Zhengyang Gate, commonly known as the Front Gate (Qianmen), is located in the central south of Tian'anmen Square in Beijing. It was first built in the reign of Ming Emperor Yongle in 1419 and was called Lizhengmen (Lizheng Gate) at that time. Zhengyang Gate was the front gate of the inner city of Beijing during the Ming (1368-1644) and Qing (1644-1911) period. Since it was located in front of the Forbidden City, so it was also called Front Gate (Qian Men).
Zhengyang Gate was one of the nine capital gates of the old Beijing city. It was an intact defending architecture system in ancient time and composed of three parts that were the city gate tower, the watchtower and the inner city. However, Zhengyang Gate has under many damages and repairs during the past half-century, only the city gate tower and the watchtower are well preserved at present, and these two buildings were once the symbol of the old Beijing city.

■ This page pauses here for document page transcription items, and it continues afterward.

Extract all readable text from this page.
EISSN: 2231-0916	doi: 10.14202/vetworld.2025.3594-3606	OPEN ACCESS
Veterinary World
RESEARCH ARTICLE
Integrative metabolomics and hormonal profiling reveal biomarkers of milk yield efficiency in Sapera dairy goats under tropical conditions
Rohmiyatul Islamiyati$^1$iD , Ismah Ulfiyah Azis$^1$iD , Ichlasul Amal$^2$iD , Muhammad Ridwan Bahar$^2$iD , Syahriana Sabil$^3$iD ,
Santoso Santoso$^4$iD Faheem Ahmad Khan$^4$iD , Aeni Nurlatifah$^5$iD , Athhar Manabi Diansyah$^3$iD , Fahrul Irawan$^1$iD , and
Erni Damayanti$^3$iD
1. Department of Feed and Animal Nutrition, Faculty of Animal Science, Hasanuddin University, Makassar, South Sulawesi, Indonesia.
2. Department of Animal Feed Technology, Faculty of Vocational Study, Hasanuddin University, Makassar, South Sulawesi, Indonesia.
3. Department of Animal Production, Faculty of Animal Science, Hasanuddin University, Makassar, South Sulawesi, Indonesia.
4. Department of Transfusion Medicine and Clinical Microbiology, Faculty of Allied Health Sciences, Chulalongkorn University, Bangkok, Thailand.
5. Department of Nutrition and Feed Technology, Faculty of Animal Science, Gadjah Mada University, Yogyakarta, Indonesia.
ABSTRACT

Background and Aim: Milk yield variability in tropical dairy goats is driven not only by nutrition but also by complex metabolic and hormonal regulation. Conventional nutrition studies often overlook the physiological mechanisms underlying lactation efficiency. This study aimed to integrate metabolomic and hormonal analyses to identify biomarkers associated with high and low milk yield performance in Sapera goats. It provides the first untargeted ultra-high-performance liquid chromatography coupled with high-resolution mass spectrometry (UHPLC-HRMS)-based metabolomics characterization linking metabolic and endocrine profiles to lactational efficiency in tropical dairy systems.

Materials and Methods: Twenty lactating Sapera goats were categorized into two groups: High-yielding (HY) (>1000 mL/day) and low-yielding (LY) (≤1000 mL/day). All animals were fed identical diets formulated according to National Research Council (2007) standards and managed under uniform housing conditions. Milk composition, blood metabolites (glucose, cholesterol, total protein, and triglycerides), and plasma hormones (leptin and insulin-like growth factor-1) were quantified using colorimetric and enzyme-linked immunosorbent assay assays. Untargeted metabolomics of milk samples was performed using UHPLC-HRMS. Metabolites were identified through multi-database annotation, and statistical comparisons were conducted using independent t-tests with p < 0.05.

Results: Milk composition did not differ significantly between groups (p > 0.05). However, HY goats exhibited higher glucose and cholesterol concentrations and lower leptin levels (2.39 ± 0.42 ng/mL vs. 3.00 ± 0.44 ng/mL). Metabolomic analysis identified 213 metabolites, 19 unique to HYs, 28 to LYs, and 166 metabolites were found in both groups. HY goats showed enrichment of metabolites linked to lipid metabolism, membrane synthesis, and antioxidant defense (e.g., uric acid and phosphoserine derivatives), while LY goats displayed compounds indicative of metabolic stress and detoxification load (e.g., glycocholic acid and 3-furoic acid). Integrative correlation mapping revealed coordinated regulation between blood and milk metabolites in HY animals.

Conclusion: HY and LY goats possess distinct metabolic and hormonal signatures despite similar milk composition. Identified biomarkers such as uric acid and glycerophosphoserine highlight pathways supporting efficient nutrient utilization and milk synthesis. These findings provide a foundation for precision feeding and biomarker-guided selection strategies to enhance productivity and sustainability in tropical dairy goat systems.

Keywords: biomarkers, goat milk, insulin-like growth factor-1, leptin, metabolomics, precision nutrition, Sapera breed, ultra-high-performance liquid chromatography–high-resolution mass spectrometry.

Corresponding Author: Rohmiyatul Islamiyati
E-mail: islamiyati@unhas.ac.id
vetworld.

With 40.36-meter high, 41-meter wide and 21-meter deep, the city gate tower has a solid base and is trimmed with gray pantiles and green glazed tiles in the double-eave and Xieshan style. The watchtower was built in 1439 during the Ming Dynasty in a style resembling that of the city gate tower. Altogether there are 94 embrasures open to the east, west and south sides. The watchtower totally has three doors, four floors with five mansions in the rear. The total height of the watchtower with its platform is 38 meters, which makes the watchtower the highest one among those in Beijing. On the first floor, an exhibition named Beijing in History introduces the folk customs of Beijing.